Macron récite sa partition et se tient "droit" dans ses bottes, fidèle qu'il serait à une mission qui n'a jamais clairement dit son nom. Il promet, vulgarise à l'excès, ratiocine, convoque des valeurs chrétiennes: tout y passe.
Il oublie juste que beaucoup ne sont pas convaincus et que nombreux sont descendus dans la rue pour faire entendre leur mécontentement. La crise du Covid-19 a mis en sourdine la disparité mais n'a pas éteint les conflits sociaux et tous les conflits larvés ou non. La suite promet d'être sportive face aux fermetures d'entreprises et à une montée explosive du chômage. Macron ne parait pas plus inquiet que ça; il devrait pourtant. Il se rassure en pensant certainement qu'il aura le patronat derrière lui (une partie sans doute) et la police si nécessaire, qu'il se fait donc un devoir de soutenir mordicus (au cas où)...Mais, sur le fond, Macron est-il lucide quant aux risques d'une contestation permanente qui s'est installée et qui va se décupler dès les prochaines semaines? à l'évidence, pas vraiment. Il continue de vouloir "raisonner" le peuple, là où il devrait somme toute apporter de vraies réponses à de vraies questions.

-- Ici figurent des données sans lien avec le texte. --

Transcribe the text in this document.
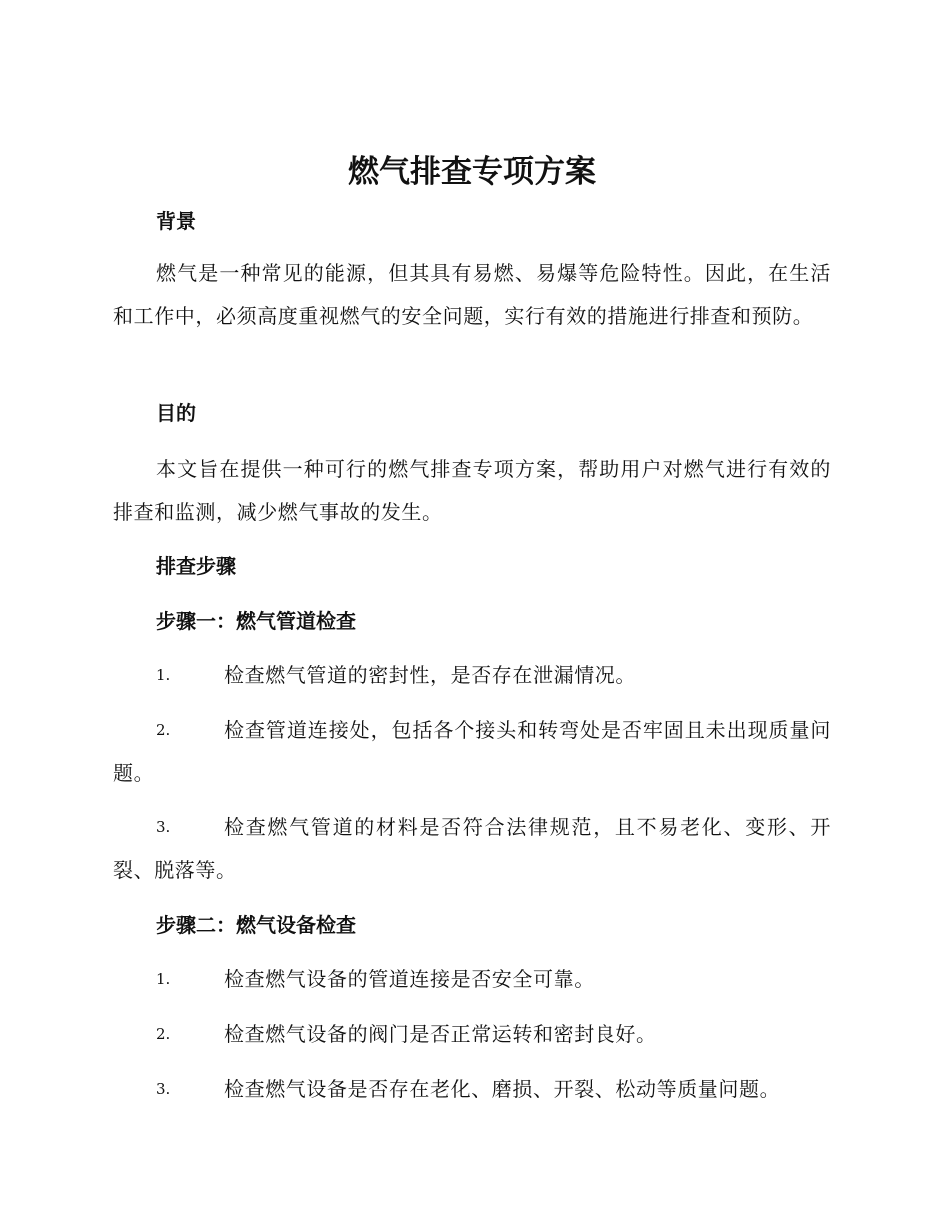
燃气排查专项方案
背景

燃气是一种常见的能源，但其具有易燃、易爆等危险特性。因此，在生活和工作中，必须高度重视燃气的安全问题，实行有效的措施进行排查和预防。

目的

本文旨在提供一种可行的燃气排查专项方案，帮助用户对燃气进行有效的排查和监测，减少燃气事故的发生。

排查步骤
步骤一：燃气管道检查
1.	检查燃气管道的密封性，是否存在泄漏情况。
2.	检查管道连接处，包括各个接头和转弯处是否牢固且未出现质量问题。
3.	检查燃气管道的材料是否符合法律规范，且不易老化、变形、开裂、脱落等。
步骤二：燃气设备检查
1.	检查燃气设备的管道连接是否安全可靠。
2.	检查燃气设备的阀门是否正常运转和密封良好。
3.	检查燃气设备是否存在老化、磨损、开裂、松动等质量问题。
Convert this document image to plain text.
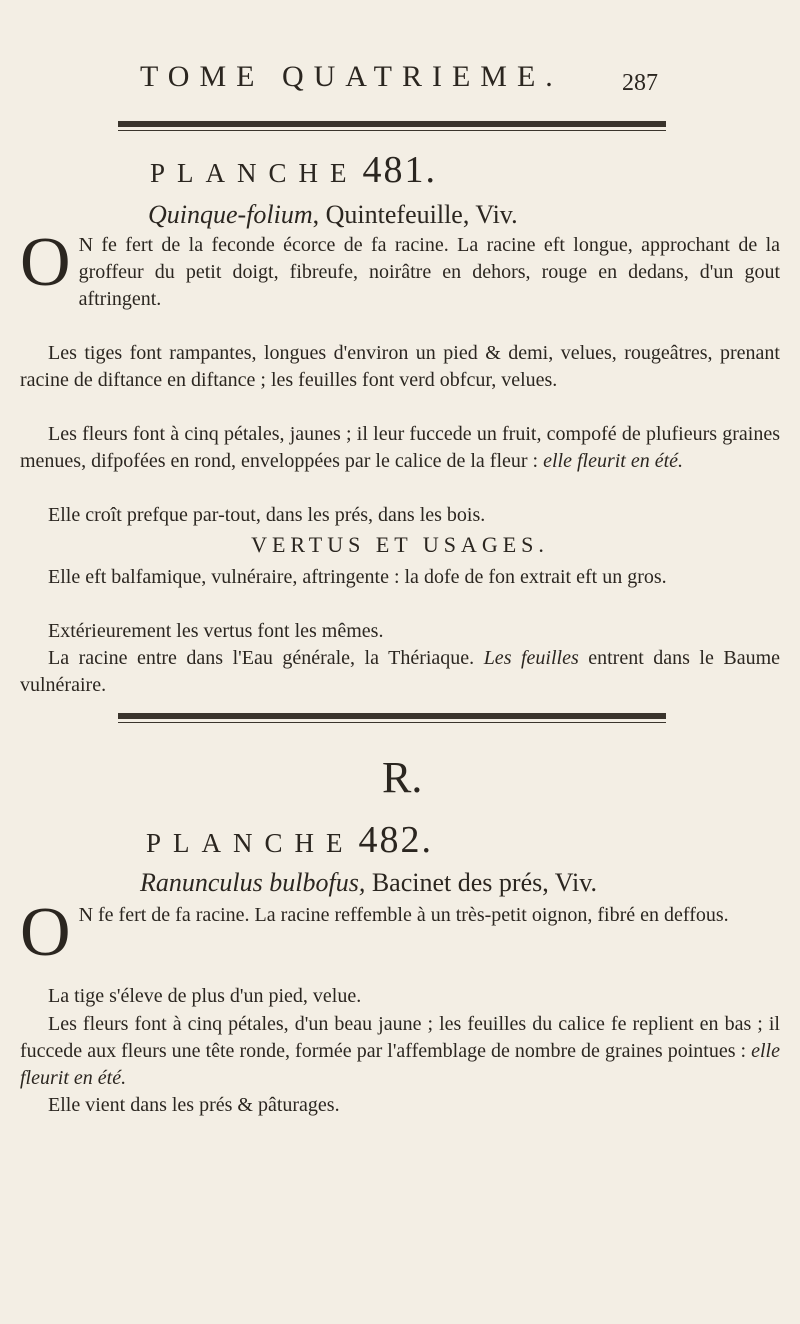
TOME QUATRIEME. 287
PLANCHE 481.
Quinque-folium, Quintefeuille, Viv.
O N fe fert de la feconde écorce de fa racine. La racine eft longue, approchant de la groffeur du petit doigt, fibreufe, noirâtre en dehors, rouge en dedans, d'un gout aftringent.

Les tiges font rampantes, longues d'environ un pied & demi, velues, rougeâtres, prenant racine de diftance en diftance ; les feuilles font verd obfcur, velues.

Les fleurs font à cinq pétales, jaunes ; il leur fuccede un fruit, compofé de plufieurs graines menues, difpofées en rond, enveloppées par le calice de la fleur : elle fleurit en été.

Elle croît prefque par-tout, dans les prés, dans les bois.

VERTUS ET USAGES.

Elle eft balfamique, vulnéraire, aftringente : la dofe de fon extrait eft un gros.

Extérieurement les vertus font les mêmes.

La racine entre dans l'Eau générale, la Thériaque. Les feuilles entrent dans le Baume vulnéraire.

R.
PLANCHE 482.
Ranunculus bulbofus, Bacinet des prés, Viv.
O N fe fert de fa racine. La racine reffemble à un très-petit oignon, fibré en deffous.

La tige s'éleve de plus d'un pied, velue.

Les fleurs font à cinq pétales, d'un beau jaune ; les feuilles du calice fe replient en bas ; il fuccede aux fleurs une tête ronde, formée par l'affemblage de nombre de graines pointues : elle fleurit en été.

Elle vient dans les prés & pâturages.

Bien sûr, pour tous les opposants , cette "posture" se révèle pain béni. Elle permet, sans scrupule, de tirer sur l'ambulance et de profiter au maximum de la situation. La tentation se pose alors de déclencher derechef la plus âpre des oppositions pour faire vivre l'expression de la démocratie au travers d'une remise en question perpétuelle de la pérennité de ce gouvernement. La réponse de Macron prendra la forme d'un remaniement. Ce sera maigre et il se contentera de regarder le doigt au lieu de la lune; cela risque de jeter encore davantage d'huile sur le feu. D'échauffements en embrasements, l'option d'un chaos inextricable déclaré ouvert aujourd'hui et tenu fermement jusqu'aux élections de 2022 n'annonce rien de bon.
Nous allons assister au démarrage imminent d'une campagne présidentielle. Le pays va ainsi dériver pendant deux ans au fil des empoignades avec les risques de fragilité liés à l'absence totale de boussole. Il serait évidemment plus sage et constructif que ce gouvernement fasse son mea culpa et revienne aux valeurs essentielles de la démocratie, surtout donc à un véritable dialogue qui n'est plus une option mais une obligation.
En est-il capable? Tout indique que non. Et c'est ce qui va le perdre.